Context Sensitive Solutions Research

Complete Streets

Context sensitive solutions (CSS) is an approach to transportation design that places preservation of historic, aesthetic, scenic, natural environment, and other community values on an equal basis with transportation safety, mobility, economics, and maintenance. CSS research helps quantify the increased benefits of developing transportation projects using this process.

Effects of Transportation Corridor Features on Driver and Pedestrian Behavior, 2012

The first phase of a research study directed at reviewing the impact of roadside design features on user behavior, safety, community and economic vitality, environmental quality, and public health. The research is mainly concerned with roadsides rather than vehicle roadbeds because roadsides are the interface zones between roadways and communities.

This literature review assesses the most recent research relevant to this topic. The ultimate goal of this project is to develop quantifiable performance measures, and to test these performance measures via case study analysis of selected highways.

Performance Measures for Complete Green Streets: A Proposal for Urban Arterials in California, 2010

Few defensible performance measures exist for assessing the user safety, public health, economic vitality, multimodal mobility and quality of life effects of various corridor design elements. This document represents the outcome of research efforts into the effects of transportation corridor design features on user behavior safety, the environment, public health and community economic vitality, and the creation of defensible performance measures.

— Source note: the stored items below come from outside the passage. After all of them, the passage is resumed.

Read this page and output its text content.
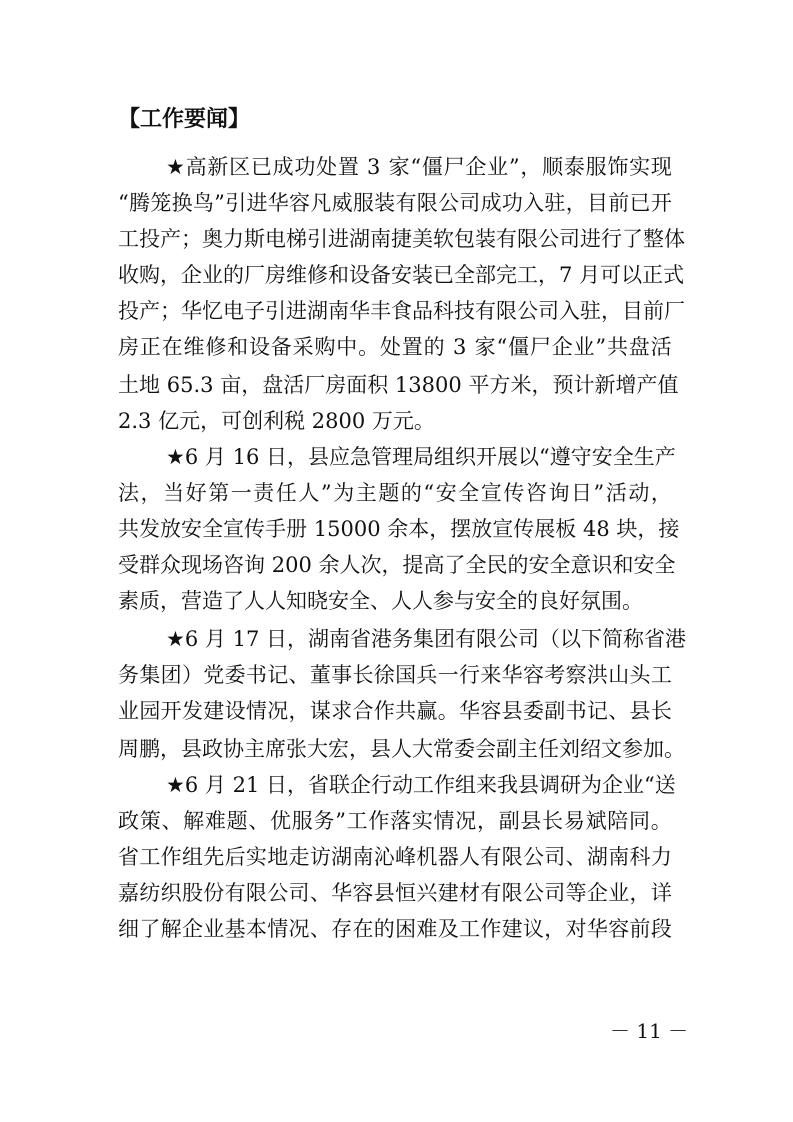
【工作要闻】
★ 高 新 区 已 成 功 处 置
3
家 “ 僵 尸 企 业 ” ， 顺 泰 服 饰 实 现
“ 腾 笼 换 鸟 ” 引 进 华 容 凡 威 服 装 有 限 公 司 成 功 入 驻 ， 目 前 已 开
工 投 产 ； 奥 力 斯 电 梯 引 进 湖 南 捷 美 软 包 装 有 限 公 司 进 行 了 整 体
收 购 ， 企 业 的 厂 房 维 修 和 设 备 安 装 已 全 部 完 工 ， 7
月 可 以 正 式
投 产 ； 华 忆 电 子 引 进 湖 南 华 丰 食 品 科 技 有 限 公 司 入 驻 ， 目 前 厂
房 正 在 维 修 和 设 备 采 购 中 。 处 置 的
3
家 “ 僵 尸 企 业 ” 共 盘 活
土 地
6 5 . 3
亩 ， 盘 活 厂 房 面 积
1 3 8 0 0
平 方 米 ， 预 计 新 增 产 值
2.3 亿元，可创利税 2800 万元。
★ 6
月
1 6
日 ， 县 应 急 管 理 局 组 织 开 展 以 “ 遵 守 安 全 生 产
法 ， 当 好 第 一 责 任 人 ” 为 主 题 的 “ 安 全 宣 传 咨 询 日 ” 活 动 ，
共 发 放 安 全 宣 传 手 册
1 5 0 0 0
余 本 ， 摆 放 宣 传 展 板
4 8
块 ， 接
受 群 众 现 场 咨 询
2 0 0
余 人 次 ， 提 高 了 全 民 的 安 全 意 识 和 安 全
素质，营造了人人知晓安全、人人参与安全的良好氛围。
★ 6
月
1 7
日 ， 湖 南 省 港 务 集 团 有 限 公 司 （ 以 下 简 称 省 港
务 集 团 ） 党 委 书 记 、 董 事 长 徐 国 兵 一 行 来 华 容 考 察 洪 山 头 工
业 园 开 发 建 设 情 况 ， 谋 求 合 作 共 赢 。 华 容 县 委 副 书 记 、 县 长
周 鹏 ， 县 政 协 主 席 张 大 宏 ， 县 人 大 常 委 会 副 主 任 刘 绍 文 参 加 。
★ 6
月
2 1
日 ， 省 联 企 行 动 工 作 组 来 我 县 调 研 为 企 业 “ 送
政 策 、 解 难 题 、 优 服 务 ” 工 作 落 实 情 况 ， 副 县 长 易 斌 陪 同 。
省 工 作 组 先 后 实 地 走 访 湖 南 沁 峰 机 器 人 有 限 公 司 、 湖 南 科 力
嘉 纺 织 股 份 有 限 公 司 、 华 容 县 恒 兴 建 材 有 限 公 司 等 企 业 ， 详
细 了 解 企 业 基 本 情 况 、 存 在 的 困 难 及 工 作 建 议 ， 对 华 容 前 段
－ 11 －
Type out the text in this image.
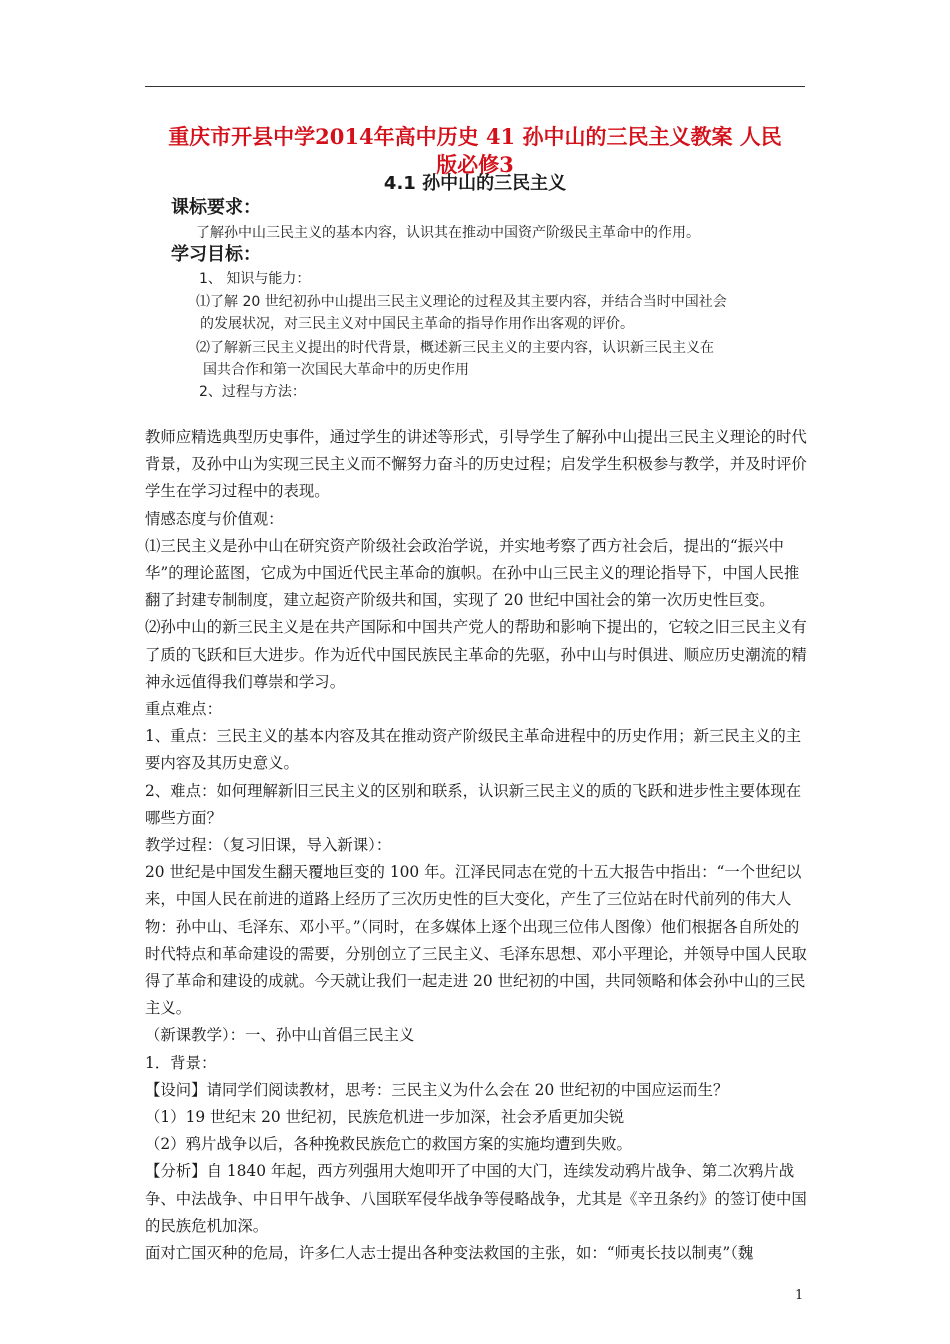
重庆市开县中学2014年高中历史 41 孙中山的三民主义教案 人民
版必修3
4.1 孙中山的三民主义
课标要求：
了解孙中山三民主义的基本内容，认识其在推动中国资产阶级民主革命中的作用。
学习目标：
1、 知识与能力：
⑴了解 20 世纪初孙中山提出三民主义理论的过程及其主要内容，并结合当时中国社会
的发展状况，对三民主义对中国民主革命的指导作用作出客观的评价。
⑵了解新三民主义提出的时代背景，概述新三民主义的主要内容，认识新三民主义在
国共合作和第一次国民大革命中的历史作用
2、过程与方法：

教师应精选典型历史事件，通过学生的讲述等形式，引导学生了解孙中山提出三民主义理论的时代背景，及孙中山为实现三民主义而不懈努力奋斗的历史过程；启发学生积极参与教学，并及时评价学生在学习过程中的表现。

情感态度与价值观：

⑴三民主义是孙中山在研究资产阶级社会政治学说，并实地考察了西方社会后，提出的“振兴中华”的理论蓝图，它成为中国近代民主革命的旗帜。在孙中山三民主义的理论指导下，中国人民推翻了封建专制制度，建立起资产阶级共和国，实现了 20 世纪中国社会的第一次历史性巨变。

⑵孙中山的新三民主义是在共产国际和中国共产党人的帮助和影响下提出的，它较之旧三民主义有了质的飞跃和巨大进步。作为近代中国民族民主革命的先驱，孙中山与时俱进、顺应历史潮流的精神永远值得我们尊崇和学习。

重点难点：

1、重点：三民主义的基本内容及其在推动资产阶级民主革命进程中的历史作用；新三民主义的主要内容及其历史意义。

2、难点：如何理解新旧三民主义的区别和联系，认识新三民主义的质的飞跃和进步性主要体现在哪些方面？

教学过程：（复习旧课，导入新课）：

20 世纪是中国发生翻天覆地巨变的 100 年。江泽民同志在党的十五大报告中指出：“一个世纪以来，中国人民在前进的道路上经历了三次历史性的巨大变化，产生了三位站在时代前列的伟大人物：孙中山、毛泽东、邓小平。”（同时，在多媒体上逐个出现三位伟人图像）他们根据各自所处的时代特点和革命建设的需要，分别创立了三民主义、毛泽东思想、邓小平理论，并领导中国人民取得了革命和建设的成就。今天就让我们一起走进 20 世纪初的中国，共同领略和体会孙中山的三民主义。

（新课教学）：一、孙中山首倡三民主义

1．背景：

【设问】请同学们阅读教材，思考：三民主义为什么会在 20 世纪初的中国应运而生？

（1）19 世纪末 20 世纪初，民族危机进一步加深，社会矛盾更加尖锐

（2）鸦片战争以后，各种挽救民族危亡的救国方案的实施均遭到失败。

【分析】自 1840 年起，西方列强用大炮叩开了中国的大门，连续发动鸦片战争、第二次鸦片战争、中法战争、中日甲午战争、八国联军侵华战争等侵略战争，尤其是《辛丑条约》的签订使中国的民族危机加深。

面对亡国灭种的危局，许多仁人志士提出各种变法救国的主张，如：“师夷长技以制夷”（魏

1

The Effects of Transportation Corridor Roadside Design Features on User Behavior and Safety, and Their Contributions to Health, Environmental Quality, and Community Economic Vitality: A Literature Review, 2008

This literature review is the culmination of the first phase of a research study that aims to provide transportation agencies with information to facilitate more defensible measurement of the effects of corridor design features on the quality of life of the communities and rural environments through which they run.